The Real Cost Breakdown: Hardware, Power, and Time

People comparing local AI to API pricing almost always forget the full cost picture. An RTX 4060 Ti with 16 GB VRAM runs about $450 and handles most 7B–13B models comfortably. An RTX 3090 (24 GB VRAM), widely available used for $600–$750, unlocks larger models and image generation at higher resolutions. Apple's M3 Pro MacBook with 36 GB unified memory works for 13B models at acceptable speeds, though the upfront cost sits around $2,000.

Then there's electricity. A desktop GPU under sustained AI load draws 200–350 watts. Running it four hours daily at $0.15/kWh adds roughly $7–$15 per month. Over a year, that's $85–$180 in power alone — a cost that most "local is free" arguments conveniently ignore. Compare that to API access: GPT-4o-mini costs about $0.15 per million input tokens, and for casual use, you might spend $5–$10 per month with no hardware investment. The decision shortcut: if your usage is light (a few queries per day), APIs are cheaper.
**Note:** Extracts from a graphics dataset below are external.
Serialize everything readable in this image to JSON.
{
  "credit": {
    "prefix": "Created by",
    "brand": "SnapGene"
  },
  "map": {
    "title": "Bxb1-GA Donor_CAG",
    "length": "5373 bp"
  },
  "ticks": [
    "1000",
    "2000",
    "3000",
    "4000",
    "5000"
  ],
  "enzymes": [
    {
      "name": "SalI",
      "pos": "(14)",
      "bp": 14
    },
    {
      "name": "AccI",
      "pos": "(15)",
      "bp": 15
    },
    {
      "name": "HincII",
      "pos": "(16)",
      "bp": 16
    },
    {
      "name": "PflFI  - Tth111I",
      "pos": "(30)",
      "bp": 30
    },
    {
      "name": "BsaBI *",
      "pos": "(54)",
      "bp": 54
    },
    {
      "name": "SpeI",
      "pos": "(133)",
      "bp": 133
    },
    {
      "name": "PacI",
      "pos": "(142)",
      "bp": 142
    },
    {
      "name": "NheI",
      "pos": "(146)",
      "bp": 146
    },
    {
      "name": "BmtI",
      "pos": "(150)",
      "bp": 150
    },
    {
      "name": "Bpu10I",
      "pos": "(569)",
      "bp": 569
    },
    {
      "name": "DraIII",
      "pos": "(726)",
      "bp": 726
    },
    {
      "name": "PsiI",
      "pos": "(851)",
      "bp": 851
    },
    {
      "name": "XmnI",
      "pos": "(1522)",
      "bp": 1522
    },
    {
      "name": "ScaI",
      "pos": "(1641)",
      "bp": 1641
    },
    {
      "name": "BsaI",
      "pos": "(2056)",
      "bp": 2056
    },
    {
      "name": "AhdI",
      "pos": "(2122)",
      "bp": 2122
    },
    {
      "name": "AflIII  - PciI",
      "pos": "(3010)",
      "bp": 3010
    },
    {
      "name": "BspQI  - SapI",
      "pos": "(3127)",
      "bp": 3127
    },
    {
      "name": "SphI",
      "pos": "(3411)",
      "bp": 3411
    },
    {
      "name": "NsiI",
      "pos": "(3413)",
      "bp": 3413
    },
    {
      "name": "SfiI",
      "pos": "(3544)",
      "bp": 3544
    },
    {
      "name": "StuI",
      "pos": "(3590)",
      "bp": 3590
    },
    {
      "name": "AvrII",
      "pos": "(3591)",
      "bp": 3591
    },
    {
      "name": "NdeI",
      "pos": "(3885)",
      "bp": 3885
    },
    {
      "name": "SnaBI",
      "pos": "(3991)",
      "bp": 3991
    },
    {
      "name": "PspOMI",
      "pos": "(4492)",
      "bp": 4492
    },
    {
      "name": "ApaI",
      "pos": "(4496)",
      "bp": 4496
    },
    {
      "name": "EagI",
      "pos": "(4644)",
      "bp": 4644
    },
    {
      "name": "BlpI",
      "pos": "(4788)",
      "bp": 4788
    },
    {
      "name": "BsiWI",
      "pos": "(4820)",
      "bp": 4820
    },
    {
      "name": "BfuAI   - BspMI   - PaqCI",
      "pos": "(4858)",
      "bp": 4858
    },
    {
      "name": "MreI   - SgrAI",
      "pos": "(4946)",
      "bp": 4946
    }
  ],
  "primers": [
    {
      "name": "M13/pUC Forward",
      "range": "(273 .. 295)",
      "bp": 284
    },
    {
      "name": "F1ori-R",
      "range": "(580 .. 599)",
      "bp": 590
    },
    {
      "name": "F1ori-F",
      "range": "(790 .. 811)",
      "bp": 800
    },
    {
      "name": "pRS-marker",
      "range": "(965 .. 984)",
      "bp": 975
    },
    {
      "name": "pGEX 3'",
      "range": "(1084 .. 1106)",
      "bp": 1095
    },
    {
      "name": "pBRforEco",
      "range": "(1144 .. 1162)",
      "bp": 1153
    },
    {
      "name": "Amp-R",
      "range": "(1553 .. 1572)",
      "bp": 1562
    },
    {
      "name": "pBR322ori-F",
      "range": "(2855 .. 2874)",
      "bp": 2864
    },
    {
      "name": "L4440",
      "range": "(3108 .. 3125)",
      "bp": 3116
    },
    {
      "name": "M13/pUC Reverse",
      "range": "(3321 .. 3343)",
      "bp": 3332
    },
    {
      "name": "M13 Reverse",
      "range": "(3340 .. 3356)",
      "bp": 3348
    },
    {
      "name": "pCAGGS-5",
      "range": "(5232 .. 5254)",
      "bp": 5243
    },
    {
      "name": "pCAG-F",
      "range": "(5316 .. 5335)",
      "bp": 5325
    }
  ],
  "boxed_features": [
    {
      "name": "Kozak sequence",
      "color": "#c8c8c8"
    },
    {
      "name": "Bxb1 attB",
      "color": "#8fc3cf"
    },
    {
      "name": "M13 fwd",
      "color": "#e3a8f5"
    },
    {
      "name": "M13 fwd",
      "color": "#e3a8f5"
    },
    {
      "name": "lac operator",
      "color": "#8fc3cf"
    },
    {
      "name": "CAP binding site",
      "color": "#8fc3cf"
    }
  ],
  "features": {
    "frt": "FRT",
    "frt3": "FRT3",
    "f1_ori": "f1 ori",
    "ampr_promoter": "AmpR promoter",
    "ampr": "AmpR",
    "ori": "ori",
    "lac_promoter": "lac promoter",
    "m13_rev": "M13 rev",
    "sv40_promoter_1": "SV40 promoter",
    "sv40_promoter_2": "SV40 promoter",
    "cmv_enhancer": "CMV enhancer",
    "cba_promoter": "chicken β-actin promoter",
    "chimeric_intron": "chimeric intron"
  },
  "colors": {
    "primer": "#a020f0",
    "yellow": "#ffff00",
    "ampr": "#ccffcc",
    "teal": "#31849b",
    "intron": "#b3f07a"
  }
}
If you're running AI for hours daily, handling sensitive data, or need offline access, the hardware investment pays for itself within 6–12 months compared to equivalent API spend.

When Local AI Doesn't Make Sense — and What to Do Instead

Local AI has real limits, and recognizing them saves money and frustration. If you need frontier-level reasoning — the kind GPT-4, Claude Opus, or Gemini Ultra deliver on complex coding, analysis, or long-document synthesis — no consumer local model comes close yet. Open models like Llama 3.1 70B are impressive, but they still trail frontier APIs on nuanced tasks by a measurable gap. You'd need 40+ GB of VRAM just to run the model, and even then, the output quality won't match a $0.01 API call.

Another overlooked failure point: fine-tuning. Many people run local AI because they want to customize models, but actual fine-tuning requires substantial GPU memory — typically 2–3× the inference requirement. Fine-tuning a 7B model with LoRA needs at least 16 GB VRAM and several hours. On a 6 GB card, it simply won't start. The practical rule: use local models for privacy-sensitive tasks, offline work, experimentation, and high-volume repetitive inference. Use APIs when you need top-tier reasoning, long-context handling above 32K tokens, or multimodal capabilities your hardware can't support. A hybrid approach — local for drafts and routine tasks, API for complex final passes — gives you the best of both worlds without overspending on either side.

Conclusion

Running AI on your own hardware is genuinely viable in 2024 and 2025, but only if you make deliberate choices about model size, quantization, and tooling. A mid-range GPU with 12–16 GB VRAM handles the most popular open models well. Tools like Ollama and ComfyUI have collapsed the setup time from hours to minutes. The real costs — hardware, electricity, and the opportunity cost of slower inference compared to cloud APIs — are manageable but not zero. Start with a 7B model on whatever GPU you already own, measure your actual tokens-per-second, and scale up only when the performance gap is blocking real work. The worst mistake is buying a $2,000 GPU to run models you could have accessed for pennies through an API. The second worst is sticking with APIs when your workload, privacy needs, or curiosity would genuinely benefit from local control. Match the tool to the task, and local AI becomes a practical part of your workflow rather than an expensive hobby project.